【編集部注・2026年3月更新】プログラマー・書評家の小飼弾氏とチームラボ代表の猪子寿之氏の対談(第1部)の書き起こしです。
同じ技術畑でも、「エンジニア」と「テクノクラート」は違う
技術の世界ではトップがフライングする勇気を持つのも大切と力説する猪子氏
猪子 昔は日本にも、「オレはこれがやりてーんだ」って突っ走っちゃうボスがたくさんいましたよね。本田宗一郎さんとか。どうしても飛行機が作りたい!って。ロボットだってそう。
小飼 そこで取り巻きが「ROI(投資収益率)はいくらなんでしょうか?」とか言い出しても、聞く耳を持たなかったでしょうし。
猪子 宗一郎さんには、取り巻きが何言ってても、「ウルセー!」みたいな感覚があったんだと思う。

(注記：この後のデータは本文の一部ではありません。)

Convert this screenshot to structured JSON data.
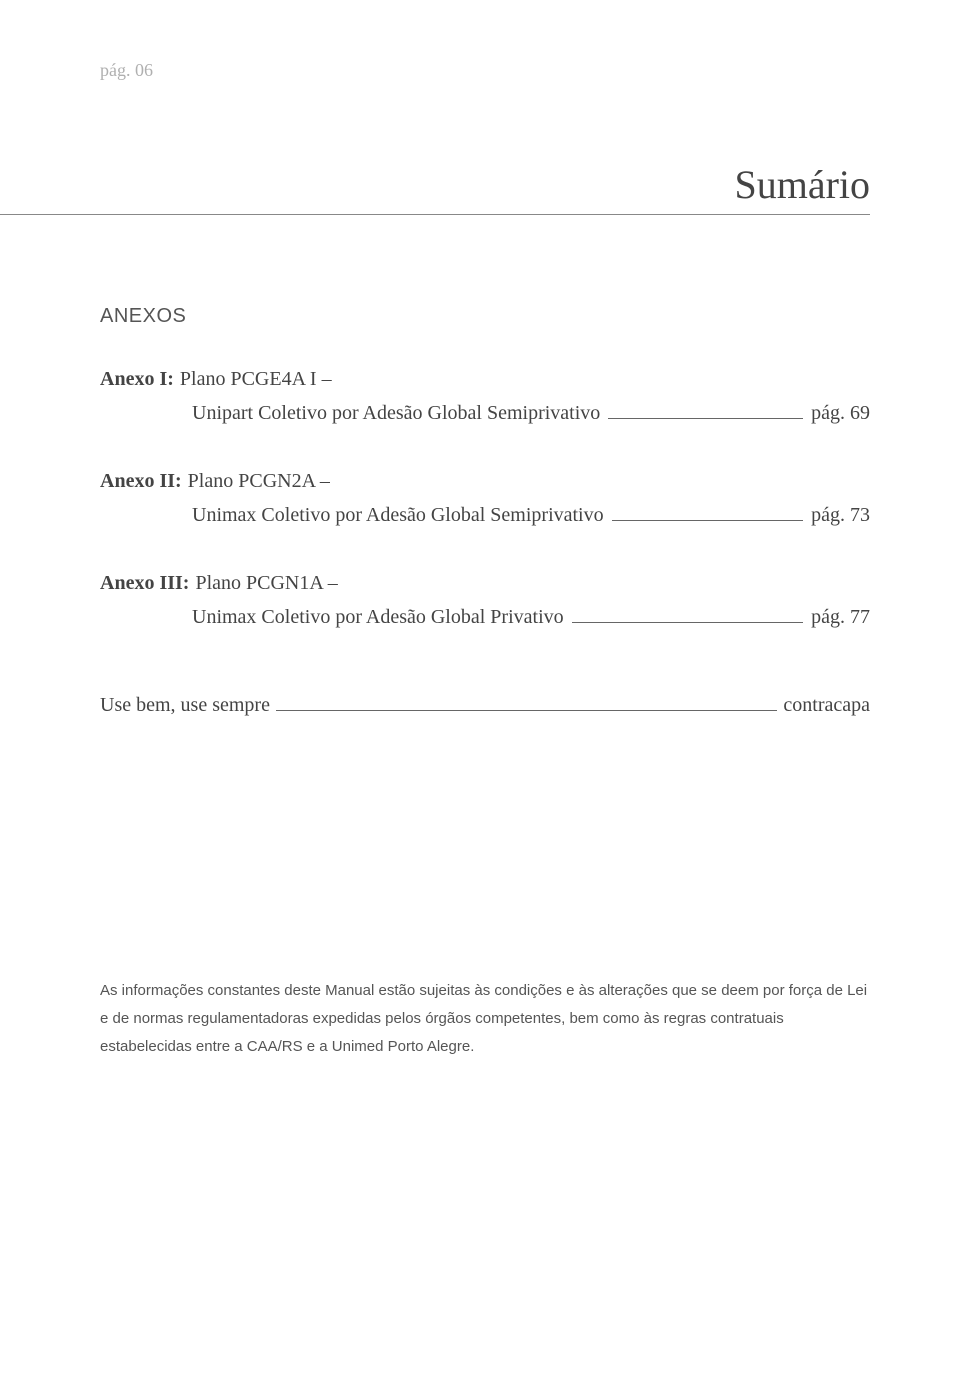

「今の時代はプロの経営者が必要だ。グーグルのエリック・シュミットを見ろ」とか言う人もいるけど、違うと思うんすよ、僕。シュミットだって、ファーストキャリアはサイエンティスト、しかもスーパーサイエンティストですよ、って。アップルを見たって、スティーブ・ジョブズが優秀なプロ経営者かというと、ちょっと違いますよね。だから、ビジネス側の人がリードする時代って、もうとっくに終わってんじゃん、って。
小飼 ジョブズの役割は2つある。1つは、自分よりも優秀な人を集めてくること。もう1つは、そういう人たちに対して「これ、オレは欲しくないね」と言うこと。
猪子 アートディレクターというか、クリエーターというか。
小飼 アップル製品の最初の客だね。
猪子 任天堂だってそうですよ。岩田(聡社長)さんはプログラマー出身だし、宮本(茂専務)さんはクリエーター。今、世界で突き抜けたものを作ってるところって、MBAを取った経営者が社長をしているような会社じゃない。グーグルにしても任天堂にしても、技術者とかクリエーター出身の人が決定権を持ってる。アップルも、ここに含めていいと思うし。
小飼 決定権を持つ人が技術畑の出身だとしても、エンジニアとテクノクラートは違うしね。
猪子 ん、てくのくらーと? 何ですか、それ。
小飼 「技術をやりたい人」がエンジニアで、「技術でやりたい人」がテクノクラート。
猪子 んんっ、ちょっと分かんないっす。もっと詳しく聞かせてください。
小飼 じゃあ、こう説明すれば分かるかな? ユーザーとか外部に直接接しているのがエンジニアで、組織の中間にいるのがテクノクラート。エンジニアはとにかく作りたがるけど、テクノクラートは「そんなの作れっこない」ってすぐに頭で考えちゃう"技術官僚"なんだな。
で、エンジニアが勢いで作ったものが大ヒットしたりすると、テクノクラートは「オレらが『ビジネス』にするからこっちによこせ」とか言い出す(笑)。『i-mode』なんかがそうだね。
猪子 へぇー、何となく分かったような......。
技術をベースにする人でも、テクノクラートは「革新を生まない」と小飼氏は言う
小飼 組織には、実はどちらも必要な人たちなんだけどね。特に、大きな組織はテクノクラートがいないと動かなくなったりする。
猪子 でも今は、イッちゃってるエンジニアが引っ張る会社が、すごいことやるケースが増えてんじゃないですか。Hondaとかソニーが伸びてた時代も、そうだったと思うし。井深(大)さんはもちろん、盛田(昭夫)さんだってエンジニアリングのバックグランドを持ってますからね。
マイクロソフトも、ビル・ゲイツがトップだったころの方がすごかった。みんな「それは時代が変わったから」とか言ってるけど、それだけが理由じゃない気がする。
小飼 僕も、ゲイツがいなくなったことがこれほど大きなことだったのかと、今さらながら思います。ただ、いろんな人に話を聞くと、マイクロソフト社内では前からスティーブ・バルマーの方が圧倒的に好かれていたし、リスペクトされていたらしい。あくまでも周辺情報だけど。
猪子 組織がオトナになった、ってことなんですかね。で、オトナになったら、アップルに抜かれた。さっきのエンジニアとテクノクラートの違いみたいな話だけど、会社とか集団には、「修復する力」と「ぶっ壊す力」の両方が必要なんすよ。で、今はどっちが先導すべきかと言えば、ぶっ壊す力を持った人だと思うんです。